RKSV Leonidas
- Full name: Rooms-Katholieke Sport Vereniging Leonidas
- Founded: 1909; 116 years ago
- Dissolved: 2021; 4 years ago
- Ground: Leonidas, Rotterdam
- Capacity: 1,000
- League: Hoofdklasse Sunday B
- 2020–21: Hoofdklasse Sunday B, 16th of 16 (withdrew)
| Home colours |

= RKSV Leonidas =

Former association football club in Rotterdam, Netherlands

RKSV Leonidas was a football club from Rotterdam, Netherlands.

==History==
The club won the 2012 KNVB Amateur Cup. In 1999, Leonidas won the KNVB District Cup in the (now defunct) West IV District.

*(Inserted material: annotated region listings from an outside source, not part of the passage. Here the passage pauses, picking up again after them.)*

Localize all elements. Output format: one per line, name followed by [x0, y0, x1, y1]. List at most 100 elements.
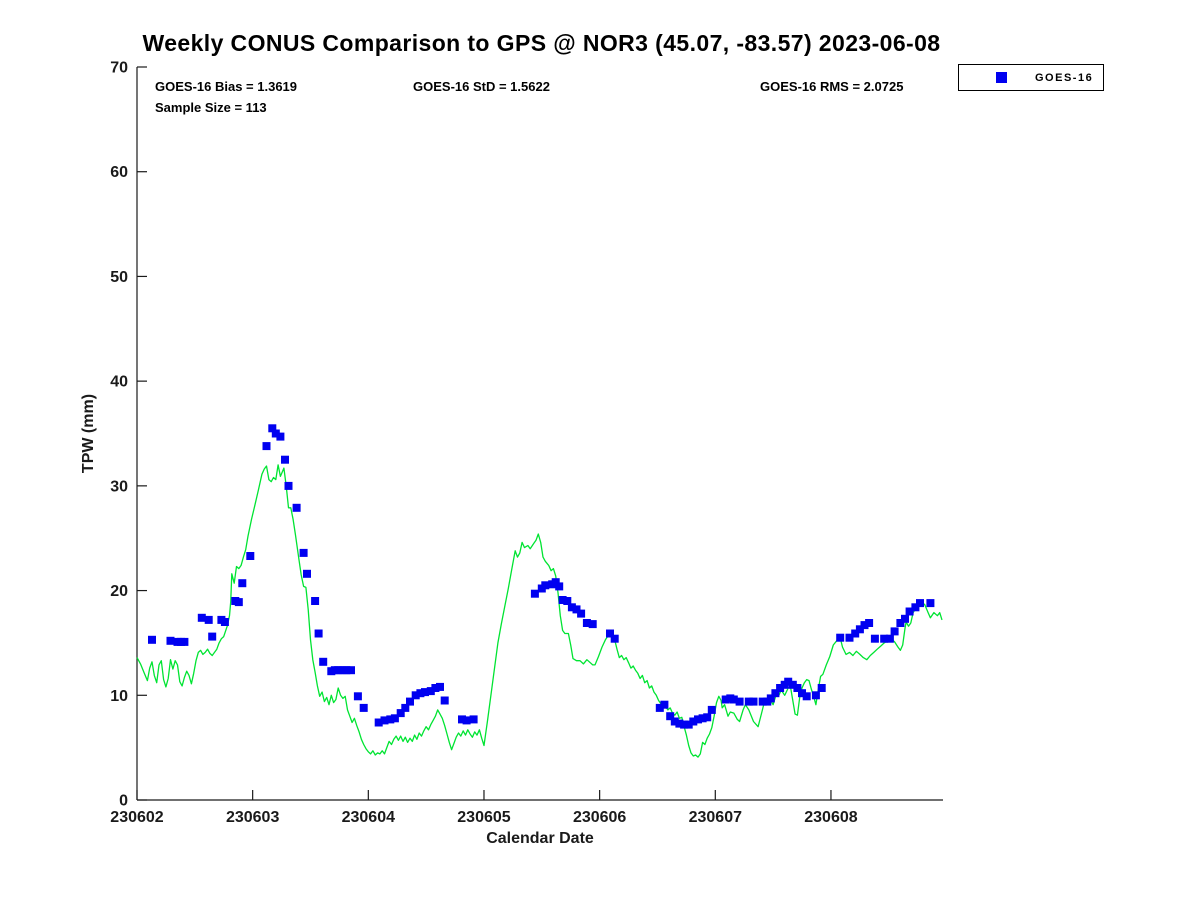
goes16-point	[689, 717, 698, 726]
goes16-point	[314, 629, 323, 638]
goes16-point	[675, 719, 684, 728]
goes16-point	[802, 692, 811, 701]
goes16-point	[588, 620, 597, 629]
goes16-point	[353, 692, 362, 701]
goes16-point	[845, 633, 854, 642]
goes16-point	[680, 720, 689, 729]
goes16-point	[793, 684, 802, 692]
goes16-point	[299, 548, 308, 557]
goes16-point	[303, 569, 311, 578]
goes16-point	[541, 581, 550, 590]
goes16-point	[246, 552, 255, 560]
goes16-point	[551, 578, 560, 587]
goes16-point	[311, 597, 320, 605]
goes16-point	[276, 432, 285, 441]
y-axis-label: TPW (mm)	[80, 394, 97, 473]
x-tick-label: 230603	[226, 809, 279, 826]
goes16-point	[811, 691, 820, 700]
goes16-point	[758, 697, 767, 706]
goes16-point	[926, 599, 935, 608]
goes16-point	[660, 700, 669, 709]
goes16-point	[788, 680, 797, 689]
goes16-point	[890, 627, 899, 636]
goes16-point	[655, 703, 664, 712]
goes16-point	[836, 633, 845, 642]
goes16-point	[440, 696, 449, 705]
goes16-point	[851, 629, 860, 638]
goes16-point	[148, 635, 156, 644]
y-tick-label: 30	[110, 478, 128, 495]
goes16-point	[563, 597, 572, 605]
goes16-point	[606, 629, 614, 638]
goes16-point	[390, 714, 399, 723]
goes16-point	[817, 684, 826, 692]
goes16-point	[262, 442, 271, 451]
goes16-point	[268, 424, 277, 433]
y-tick-label: 40	[110, 374, 128, 391]
goes16-point	[901, 614, 909, 623]
stat-sample-size: Sample Size = 113	[155, 100, 267, 115]
goes16-point	[166, 636, 175, 645]
goes16-point	[666, 712, 675, 721]
y-tick-label: 50	[110, 269, 128, 286]
stat-rms: GOES-16 RMS = 2.0725	[760, 79, 904, 94]
goes16-point	[860, 621, 869, 630]
goes16-point	[406, 697, 414, 706]
goes16-point	[334, 666, 343, 675]
goes16-point	[610, 634, 619, 643]
y-tick-label: 60	[110, 164, 128, 181]
goes16-legend-label: GOES-16	[1035, 71, 1094, 84]
goes16-point	[234, 598, 243, 607]
goes16-point	[319, 657, 328, 666]
goes16-point	[721, 695, 730, 704]
goes16-point	[342, 666, 351, 675]
goes16-point	[698, 714, 707, 723]
goes16-point	[703, 713, 712, 722]
goes16-point	[684, 720, 693, 729]
goes16-point	[885, 634, 894, 643]
x-tick-label: 230602	[110, 809, 163, 826]
goes16-point	[577, 609, 586, 618]
goes16-point	[431, 684, 440, 692]
goes16-point	[855, 625, 864, 634]
goes16-point	[555, 582, 564, 591]
goes16-point	[281, 455, 289, 464]
goes16-point	[469, 715, 478, 724]
y-tick-label: 20	[110, 583, 128, 600]
goes16-point	[880, 634, 889, 643]
goes16-point	[458, 715, 466, 724]
goes16-point	[180, 637, 189, 646]
goes16-point	[707, 705, 716, 714]
y-tick-label: 0	[119, 793, 128, 810]
x-tick-label: 230606	[573, 809, 626, 826]
goes16-point	[735, 697, 744, 706]
goes16-point	[911, 603, 920, 612]
goes16-point	[776, 684, 785, 692]
goes16-point	[670, 717, 679, 726]
goes16-point	[284, 481, 293, 490]
x-tick-label: 230604	[342, 809, 395, 826]
stat-bias: GOES-16 Bias = 1.3619	[155, 79, 298, 94]
y-tick-label: 70	[110, 60, 128, 77]
goes16-point	[567, 603, 576, 612]
goes16-point	[197, 613, 206, 622]
goes16-point	[421, 688, 429, 697]
x-tick-label: 230607	[689, 809, 742, 826]
goes16-point	[271, 429, 280, 438]
goes16-point	[204, 615, 213, 624]
goes16-point	[865, 619, 874, 627]
goes16-point	[798, 689, 806, 698]
goes16-point	[784, 677, 793, 686]
goes16-point	[220, 618, 229, 626]
x-tick-label: 230605	[457, 809, 510, 826]
goes16-point	[426, 687, 435, 696]
goes16-point	[401, 703, 410, 712]
goes16-point	[729, 695, 738, 704]
goes16-point	[416, 689, 425, 698]
goes16-point	[374, 718, 383, 727]
goes16-point	[744, 697, 753, 706]
goes16-point	[292, 503, 301, 512]
goes16-point	[916, 599, 924, 608]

In August 2020, reports surfaced indicating the potential dissolution of the club, based on recommendations from board members Geert Hof and Bart Kreft, citing years of financial and organisational challenges. The club faced difficulties in mobilising volunteers, experienced a decline in financial resources, and accrued a debt of €100,000. Discussions were held with SVV from Schiedam regarding a possible merger, which was ultimately rejected during a General Assembly of the Schiedam-based club. Consequently, a reboot was initiated, with several teams lower ranked teams of the Saturday department. Subsequently, in April 2021, the youth department separated and rebranded as FC Banlieue.